At first these grace notes make little sense, and if the film continued as a straight slasher they would make probably no sense at all. But another interesting thing about April Fool’s Day is that it essentially deals with many of the same themes David Fincher’s The Game tackled over a decade later. Sure, APF’s take on this stuff is radically underdeveloped in comparison, but it’s still there – even if the film itself is unaware of it. It’s suggested that these characters, having been placed in a situation (however simulated) where they are pretty much absolutely certain they will die, will ultimately emerge from their plight with a better sense of their priorities.
One area where the film could have run into trouble (or gets into trouble, depending on your point of view) is the early introduction of atypically severe April Fool’s gags. Within the first 10 minutes a character takes a fake switchblade to the stomach. The entire house is rigged to royally piss off the guests.
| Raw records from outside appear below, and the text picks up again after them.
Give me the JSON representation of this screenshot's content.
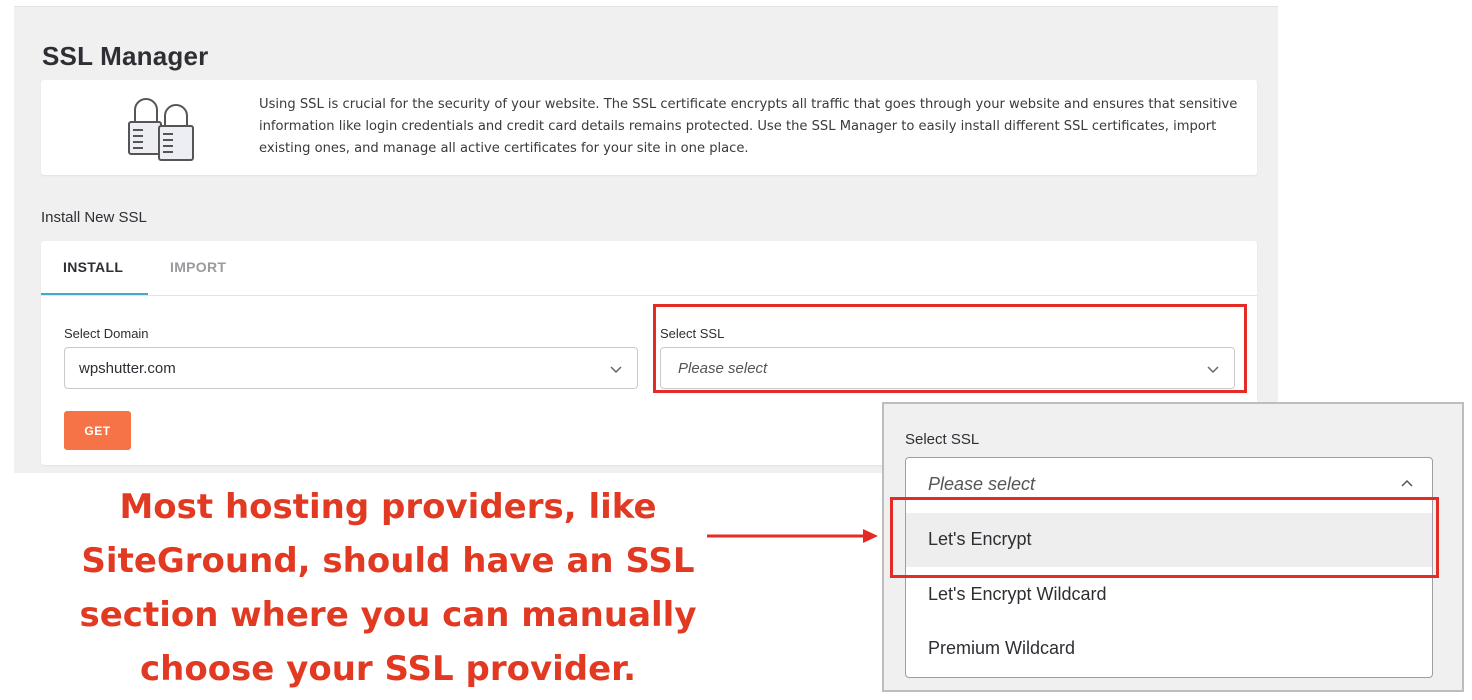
{
  "page": {
    "title": "SSL Manager"
  },
  "intro": {
    "icon": "padlocks-icon",
    "text": "Using SSL is crucial for the security of your website. The SSL certificate encrypts all traffic that goes through your website and ensures that sensitive information like login credentials and credit card details remains protected. Use the SSL Manager to easily install different SSL certificates, import existing ones, and manage all active certificates for your site in one place."
  },
  "install": {
    "section_title": "Install New SSL",
    "tabs": [
      {
        "label": "INSTALL",
        "active": true
      },
      {
        "label": "IMPORT",
        "active": false
      }
    ],
    "domain": {
      "label": "Select Domain",
      "value": "wpshutter.com"
    },
    "ssl": {
      "label": "Select SSL",
      "placeholder": "Please select"
    },
    "get_button": "GET"
  },
  "dropdown_zoom": {
    "label": "Select SSL",
    "placeholder": "Please select",
    "options": [
      "Let's Encrypt",
      "Let's Encrypt Wildcard",
      "Premium Wildcard"
    ],
    "highlighted_option": "Let's Encrypt"
  },
  "annotation": {
    "lines": [
      "Most hosting providers, like",
      "SiteGround, should have an SSL",
      "section where you can manually",
      "choose your SSL provider."
    ]
  },
  "colors": {
    "accent_tab": "#43a7d6",
    "get_button": "#f57346",
    "highlight": "#e52b25",
    "annotation_text": "#e23a22"
  }
}
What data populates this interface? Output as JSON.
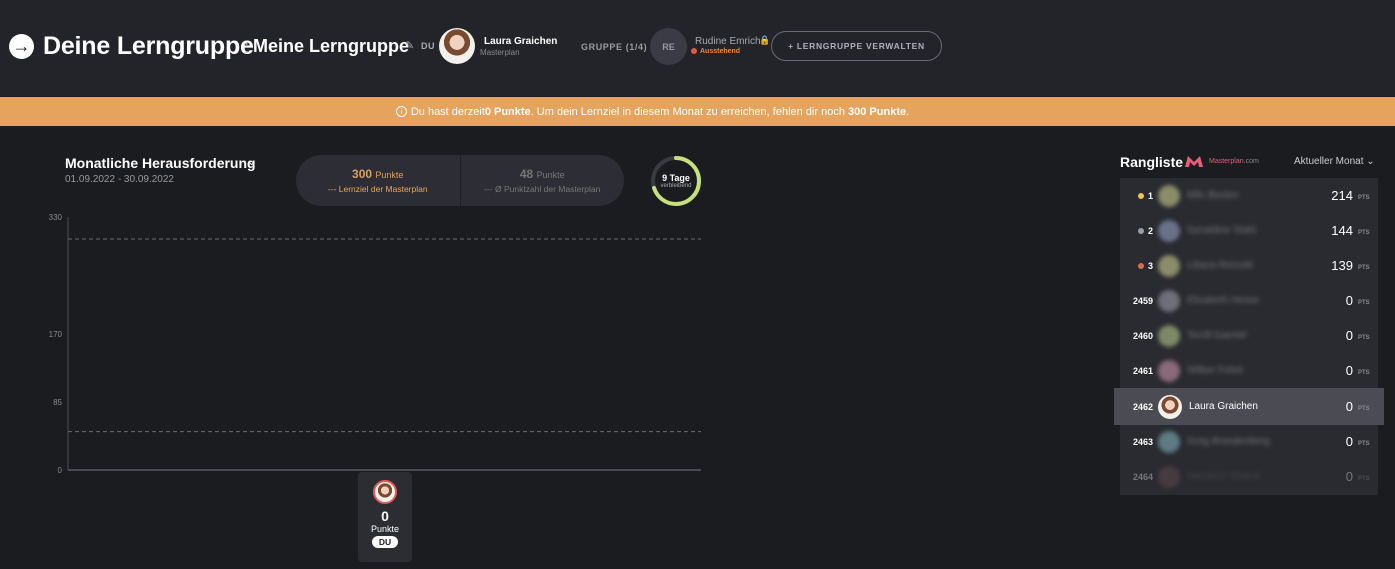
{
  "header": {
    "title": "Deine Lerngruppe",
    "separator": ":",
    "group_name": "Meine Lerngruppe",
    "du_label": "DU",
    "user_name": "Laura Graichen",
    "user_sub": "Masterplan",
    "group_count": "GRUPPE (1/4)",
    "pending_initials": "RE",
    "pending_name": "Rudine Emrich",
    "pending_status": "Ausstehend",
    "manage_label": "+ LERNGRUPPE VERWALTEN"
  },
  "banner": {
    "pre": "Du hast derzeit ",
    "points_current": "0 Punkte",
    "mid": ". Um dein Lernziel in diesem Monat zu erreichen, fehlen dir noch ",
    "points_missing": "300 Punkte",
    "post": "."
  },
  "challenge": {
    "title": "Monatliche Herausforderung",
    "dates": "01.09.2022 - 30.09.2022",
    "goal_value": "300",
    "goal_unit": "Punkte",
    "goal_label": "--- Lernziel der Masterplan",
    "avg_value": "48",
    "avg_unit": "Punkte",
    "avg_label": "--- Ø Punktzahl der Masterplan",
    "days_value": "9 Tage",
    "days_label": "verbleibend",
    "days_fraction": 0.7
  },
  "chart_data": {
    "type": "bar",
    "yticks": [
      0,
      85,
      170,
      330
    ],
    "ylim": [
      0,
      330
    ],
    "reference_lines": [
      {
        "name": "Lernziel der Masterplan",
        "value": 300
      },
      {
        "name": "Ø Punktzahl der Masterplan",
        "value": 48
      }
    ],
    "categories": [
      "DU"
    ],
    "values": [
      0
    ],
    "user_card": {
      "points": "0",
      "points_label": "Punkte",
      "tag": "DU"
    }
  },
  "ranking": {
    "title": "Rangliste",
    "brand": "Masterplan",
    "brand_domain": ".com",
    "month_select": "Aktueller Monat",
    "pts_label": "PTS",
    "rows": [
      {
        "pos": "1",
        "name": "Milo Becker",
        "points": "214",
        "medal": "#f2c14e",
        "avatar_color": "#8a8c6a"
      },
      {
        "pos": "2",
        "name": "Geraldine Stahl",
        "points": "144",
        "medal": "#9aa0aa",
        "avatar_color": "#6a7288"
      },
      {
        "pos": "3",
        "name": "Liliana Reinold",
        "points": "139",
        "medal": "#e2684a",
        "avatar_color": "#8a8c6a"
      },
      {
        "pos": "2459",
        "name": "Elisabeth Hesse",
        "points": "0",
        "medal": "",
        "avatar_color": "#6e6f78"
      },
      {
        "pos": "2460",
        "name": "Terrill Gaertel",
        "points": "0",
        "medal": "",
        "avatar_color": "#7e8866"
      },
      {
        "pos": "2461",
        "name": "Wilber Feleit",
        "points": "0",
        "medal": "",
        "avatar_color": "#8a6a78"
      },
      {
        "pos": "2462",
        "name": "Laura Graichen",
        "points": "0",
        "medal": "",
        "avatar_color": "#c9a080"
      },
      {
        "pos": "2463",
        "name": "Greg Brandenberg",
        "points": "0",
        "medal": "",
        "avatar_color": "#5e7a82"
      },
      {
        "pos": "2464",
        "name": "Hendrich Strand",
        "points": "0",
        "medal": "",
        "avatar_color": "#7a5a5a"
      }
    ]
  }
}
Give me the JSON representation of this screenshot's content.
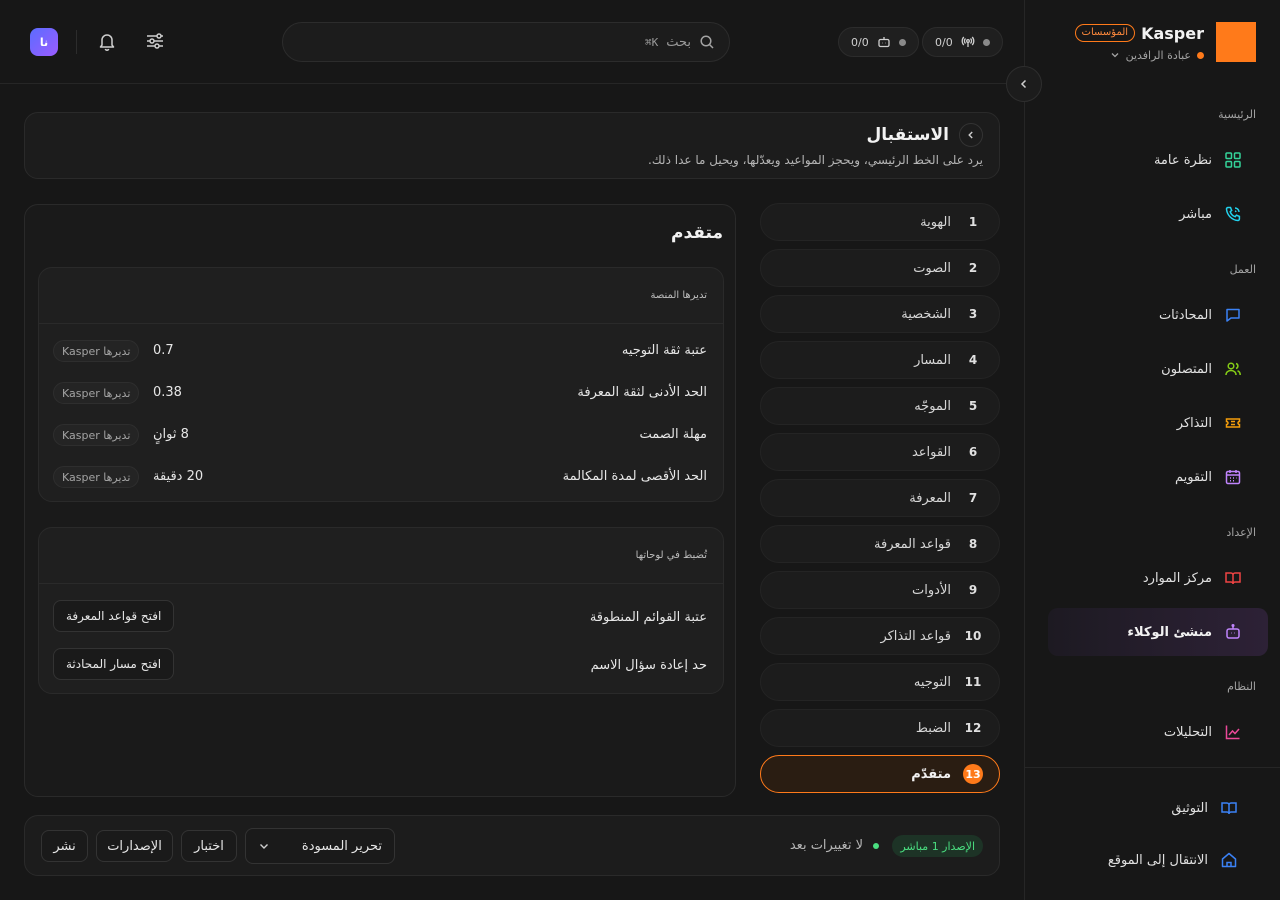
{
  "brand": {
    "name": "Kasper",
    "badge": "المؤسسات",
    "workspace": "عبادة الرافدين",
    "accent": "#ff7a1a"
  },
  "sidebar": {
    "sections": [
      {
        "label": "الرئيسية"
      },
      {
        "label": "العمل"
      },
      {
        "label": "الإعداد"
      },
      {
        "label": "النظام"
      }
    ],
    "items": [
      {
        "label": "نظرة عامة",
        "icon": "grid-icon"
      },
      {
        "label": "مباشر",
        "icon": "phone-icon"
      },
      {
        "label": "المحادثات",
        "icon": "chat-icon"
      },
      {
        "label": "المتصلون",
        "icon": "users-icon"
      },
      {
        "label": "التذاكر",
        "icon": "ticket-icon"
      },
      {
        "label": "التقويم",
        "icon": "calendar-icon"
      },
      {
        "label": "مركز الموارد",
        "icon": "book-icon"
      },
      {
        "label": "منشئ الوكلاء",
        "icon": "bot-icon",
        "active": true
      },
      {
        "label": "التحليلات",
        "icon": "chart-icon"
      }
    ],
    "bottom": [
      {
        "label": "التوثيق",
        "icon": "docs-icon"
      },
      {
        "label": "الانتقال إلى الموقع",
        "icon": "home-icon"
      }
    ]
  },
  "topbar": {
    "counter_calls": "0/0",
    "counter_bots": "0/0",
    "search_label": "بحث",
    "search_shortcut": "⌘K",
    "avatar_initials": "نا"
  },
  "header": {
    "title": "الاستقبال",
    "description": "يرد على الخط الرئيسي، ويحجز المواعيد ويعدّلها، ويحيل ما عدا ذلك."
  },
  "steps": [
    {
      "num": "1",
      "label": "الهوية"
    },
    {
      "num": "2",
      "label": "الصوت"
    },
    {
      "num": "3",
      "label": "الشخصية"
    },
    {
      "num": "4",
      "label": "المسار"
    },
    {
      "num": "5",
      "label": "الموجّه"
    },
    {
      "num": "6",
      "label": "القواعد"
    },
    {
      "num": "7",
      "label": "المعرفة"
    },
    {
      "num": "8",
      "label": "قواعد المعرفة"
    },
    {
      "num": "9",
      "label": "الأدوات"
    },
    {
      "num": "10",
      "label": "قواعد التذاكر"
    },
    {
      "num": "11",
      "label": "التوجيه"
    },
    {
      "num": "12",
      "label": "الضبط"
    },
    {
      "num": "13",
      "label": "متقدّم",
      "active": true
    }
  ],
  "advanced": {
    "title": "متقدم",
    "platform": {
      "heading": "تديرها المنصة",
      "rows": [
        {
          "label": "عتبة ثقة التوجيه",
          "value": "0.7",
          "badge": "تديرها Kasper"
        },
        {
          "label": "الحد الأدنى لثقة المعرفة",
          "value": "0.38",
          "badge": "تديرها Kasper"
        },
        {
          "label": "مهلة الصمت",
          "value": "8 ثوانٍ",
          "badge": "تديرها Kasper"
        },
        {
          "label": "الحد الأقصى لمدة المكالمة",
          "value": "20 دقيقة",
          "badge": "تديرها Kasper"
        }
      ]
    },
    "panels": {
      "heading": "تُضبط في لوحاتها",
      "rows": [
        {
          "label": "عتبة القوائم المنطوقة",
          "button": "افتح قواعد المعرفة"
        },
        {
          "label": "حد إعادة سؤال الاسم",
          "button": "افتح مسار المحادثة"
        }
      ]
    }
  },
  "footer": {
    "version": "الإصدار 1 مباشر",
    "status": "لا تغييرات بعد",
    "select_value": "تحرير المسودة",
    "test": "اختبار",
    "versions": "الإصدارات",
    "publish": "نشر"
  }
}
Sinks that spray water everywhere, exploding cigars, used heroin kits, faulty champagne glasses, whoopee cushions, unstable chairs, the list goes on. In doing so the film can’t help but plant the nugget in your head that the whole thing might be fake.
But, when you think about it, the film almost doesn’t have a choice. In terms of keeping the April Fool’s theme a constant, it’s damned if it does and damned if it doesn’t. If it simply ignored the conceit the ending would feel way more like a cheat than it already does. Instead, it grabs the gag by the balls and never lets go. It even starts with bizarre flashback in Muffy’s basement where she fondly recalls a horrific jack-in-the box that probably scarred her for life (and most certainly imbued her with a pathological need to f*ck with people).
The film balances out the obviousness of its inevitable conclusion with several nice red herrings including Nan (Leah Pinsent), the psychotically virginal drama major, and Lloyd Berry’s Ferryman. And there’s a cute subplot about Muffy’s alleged twin sister, Buffy, who may have just escaped from a mental institution. Still, we know where all of this is heading and I was surprised to find that I still liked the ending.
I understand how some people may feel cheated by the conclusion but, for me, the whole thing is rendered irrepressibly entertaining by the warped psychology behind it all. Sure, Kit (Amy Steel) is super pissed off when she walks into the drawing room to find all of her friends – most of whom she thought were dead – just chilling out. But her anger doesn’t last that long at all. The film totally ignores the fact that Muffy needs to be thrown in jail (just as The Game ignores any kind of reprimand for Sean Penn’s character) for subjecting her guests to psychological torture.
Instead, she gets to deliver a perfectly unreasonable speech about how she needs to be able to pay property taxes on the place and wants to open a resort there where patrons can escape to a weekend of murder and mystery. Of course, the patrons will be aware of what they’re getting into (she points this out), a courtesy she declined her current guests, which ultimately caused Biff to sh*t his pants. Literally (it’s okay, he can laugh about it now). She explains to her guests that she needed to keep them in the dark – but why? If she’s doing a practice run to test the efficacy of her business plan, then why diverge from her proposed model so radically? Why risk everyone’s life?!
Because Muffy St. John just likes f*cking with people. That’s why. In the end, she gets what she deserves.
Except that’s fake too. But still, if you guys haven’t seen this movie – go ahead. There are far worse ways to spend your April 1st.